Saxophonist Jane Ira Bloom said to me a while back, “What I hear is sincerity and a unique voice. Kenny Wheeler could be playing a trumpet, or a saxophone, or a violin, I could tell it’s him. It’s his voice coming through that instrument. And he has a great deal of harmonic imagination, which I find very refreshing, in his music, in his orchestration, and in his own playing. It’s almost completely lyric. And it’s effortless. The virtuosity is invisible, and that’s the way it should be.

“The instrument disappears. The fluency of that instrument sounds so easy. There’s magic in him.”

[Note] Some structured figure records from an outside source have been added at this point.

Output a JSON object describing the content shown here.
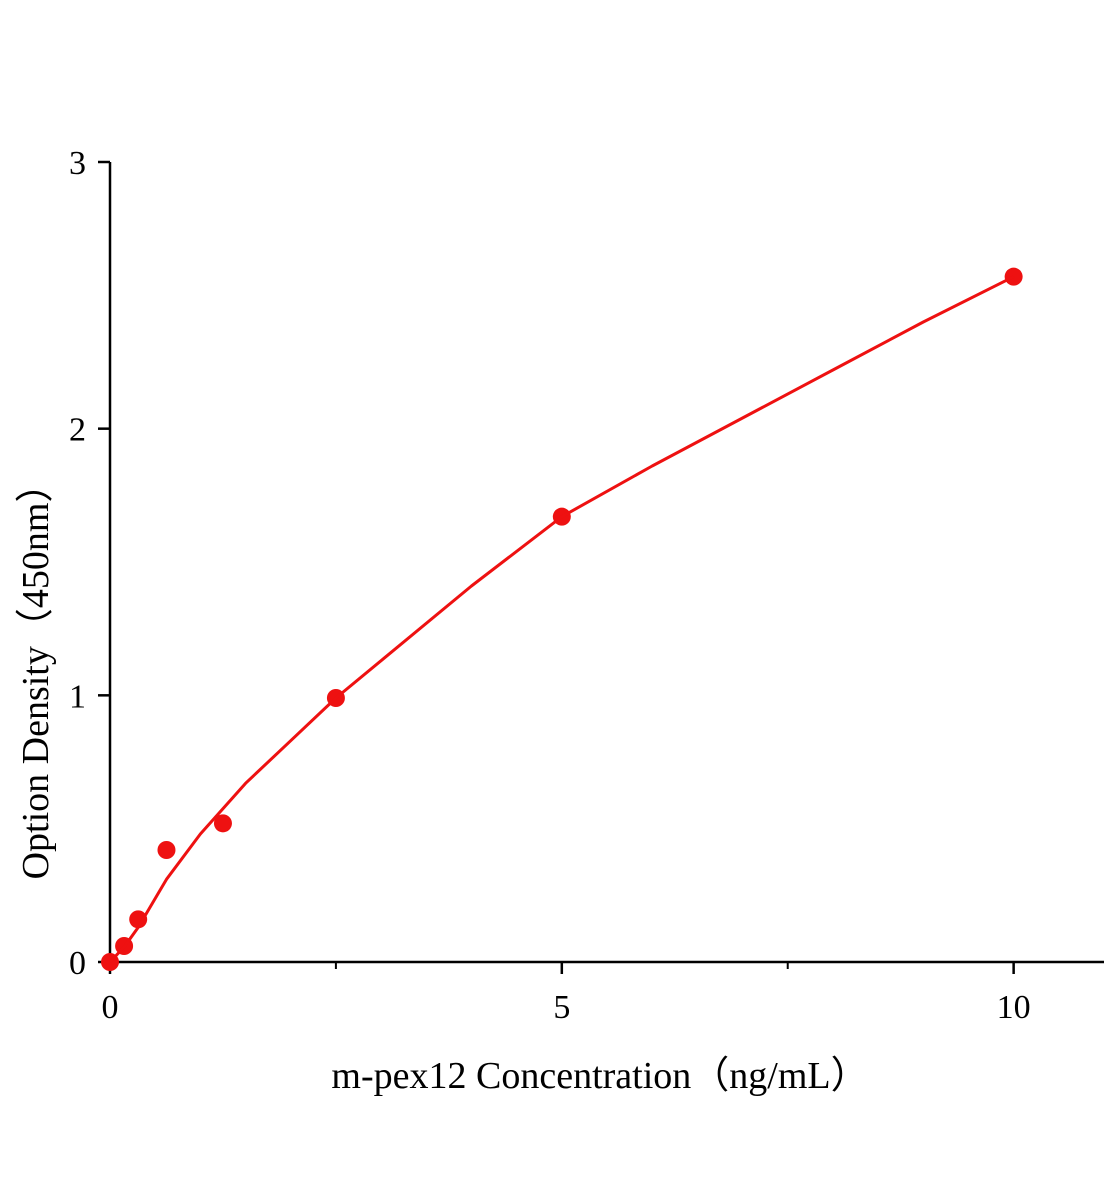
{
  "chart_data": {
    "type": "scatter",
    "x_label": "m-pex12 Concentration（ng/mL）",
    "y_label": "Option Density（450nm）",
    "xlim": [
      0,
      11
    ],
    "ylim": [
      0,
      3
    ],
    "xticks": [
      0,
      5,
      10
    ],
    "xminorticks": [
      2.5,
      7.5
    ],
    "yticks": [
      0,
      1,
      2,
      3
    ],
    "series": [
      {
        "name": "points",
        "kind": "scatter",
        "color": "#ee1111",
        "x": [
          0,
          0.156,
          0.312,
          0.625,
          1.25,
          2.5,
          5,
          10
        ],
        "values": [
          0,
          0.06,
          0.16,
          0.42,
          0.52,
          0.99,
          1.67,
          2.57
        ]
      },
      {
        "name": "fit",
        "kind": "line",
        "color": "#ee1111",
        "x": [
          0,
          0.156,
          0.312,
          0.625,
          1,
          1.5,
          2,
          2.5,
          3,
          4,
          5,
          6,
          7,
          8,
          9,
          10
        ],
        "values": [
          0,
          0.056,
          0.13,
          0.31,
          0.48,
          0.67,
          0.83,
          0.99,
          1.13,
          1.41,
          1.67,
          1.86,
          2.04,
          2.22,
          2.4,
          2.57
        ]
      }
    ]
  }
}
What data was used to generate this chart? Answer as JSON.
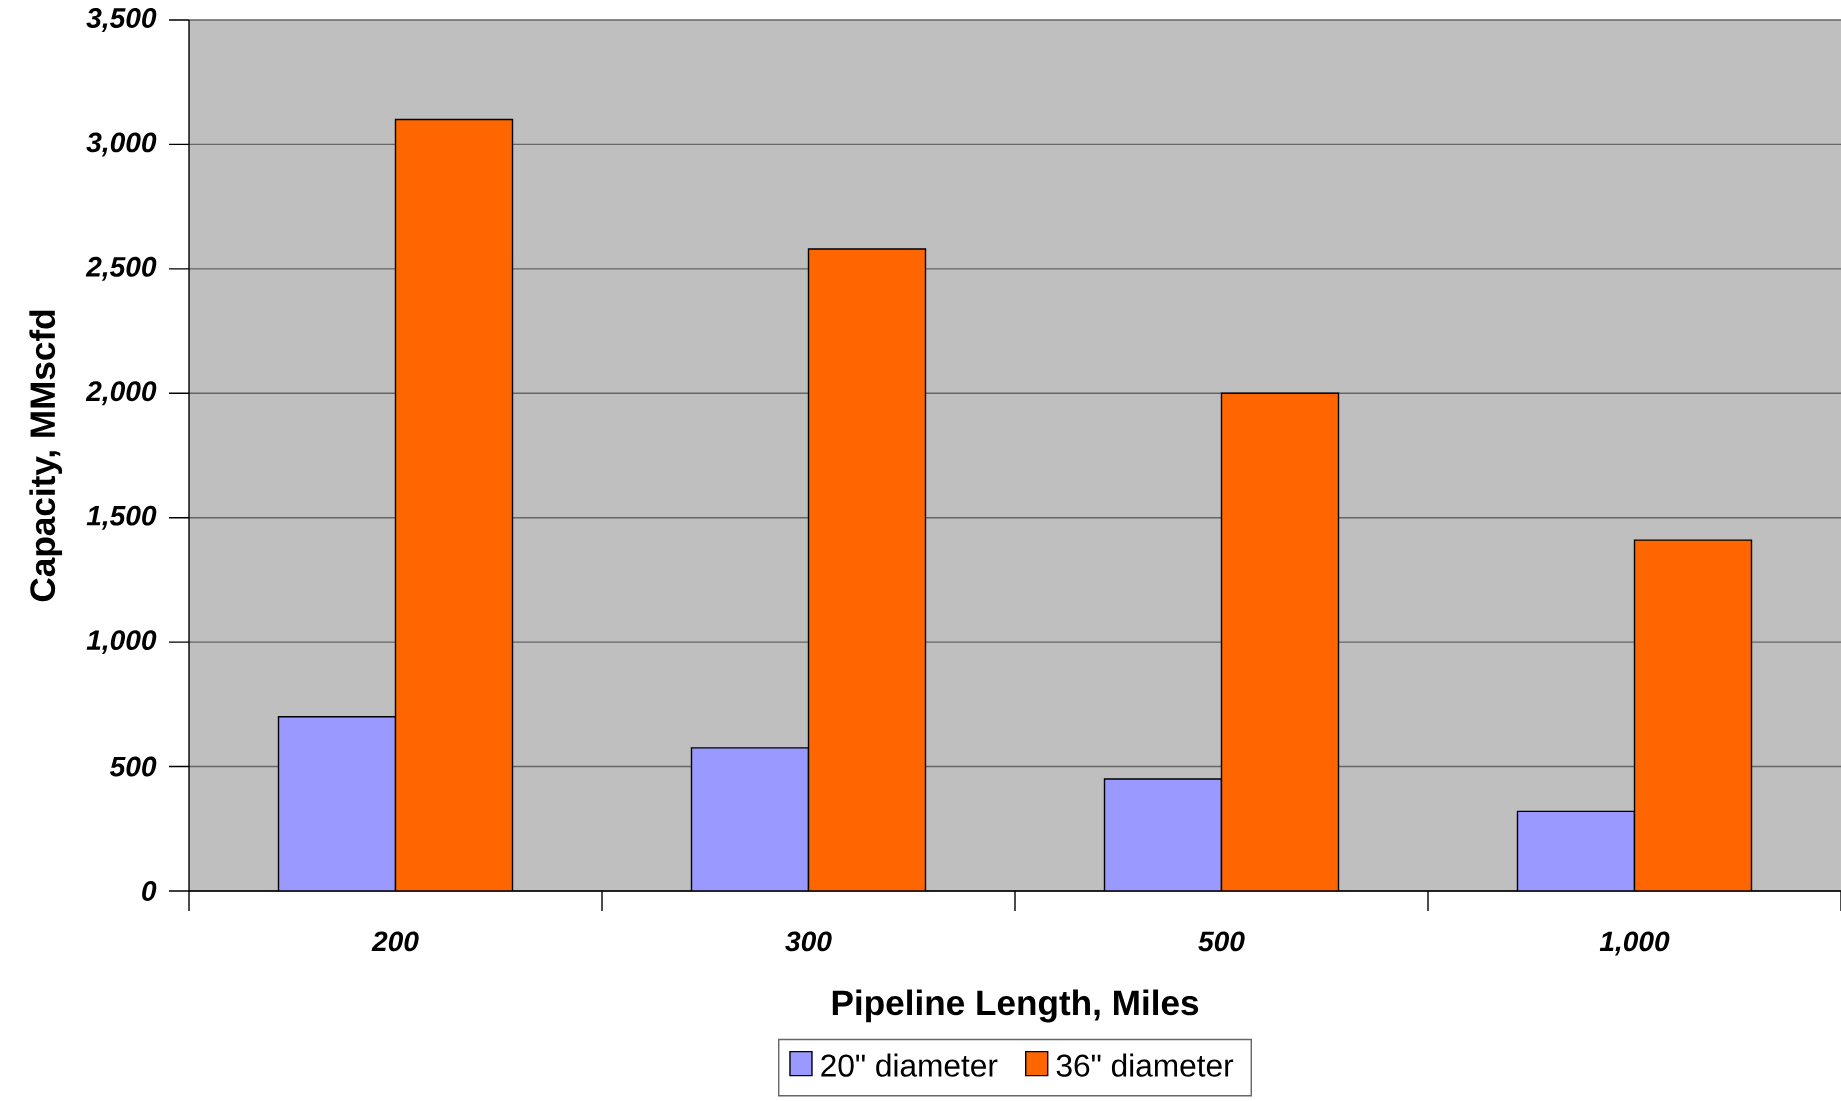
{
  "chart_data": {
    "type": "bar",
    "xlabel": "Pipeline Length,  Miles",
    "ylabel": "Capacity, MMscfd",
    "categories": [
      "200",
      "300",
      "500",
      "1,000"
    ],
    "series": [
      {
        "name": "20\" diameter",
        "color": "#9999ff",
        "values": [
          700,
          575,
          450,
          320
        ]
      },
      {
        "name": "36\" diameter",
        "color": "#ff6600",
        "values": [
          3100,
          2580,
          2000,
          1410
        ]
      }
    ],
    "ylim": [
      0,
      3500
    ],
    "yticks": [
      {
        "value": 0,
        "label": "0"
      },
      {
        "value": 500,
        "label": "500"
      },
      {
        "value": 1000,
        "label": "1,000"
      },
      {
        "value": 1500,
        "label": "1,500"
      },
      {
        "value": 2000,
        "label": "2,000"
      },
      {
        "value": 2500,
        "label": "2,500"
      },
      {
        "value": 3000,
        "label": "3,000"
      },
      {
        "value": 3500,
        "label": "3,500"
      }
    ],
    "grid": "y",
    "legend": "bottom"
  }
}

You’d never have known it that night in the Cafe St. Michel, when he sat with his horn in his lap, awaiting an invitation that never came, and my heart ached for him.

Gearbox

Kenny’s trumpet is a Smith Watkins, a British make. His flugelhorn is a Yamaha.

Listening Pleasures

Kenny listens mostly to classical music. He likes Stravinsky, Bartok, Debussy, Ravel. “Not a lot to the more modern composers like Stockhausen. I don’t like it or dislike it. It just doesn’t do much for me. I have been listening a lot to Gesualdo and Hildegarde.” Prince Carlo Gesueldo of the principality of Venosa, near Naples, was born in 1560 and died in 1613.

Prioress Hildegard von Bingen, known as the Sybil of the Rhine, was born in 1098 and died in 1179. She was a nun, poet, composer, playwright, and mystic.

“When I listen to jazz,” Kenny said, “it’s usually Miles, Bill Evans, Dizzy, Keith Jarrett, people like that.”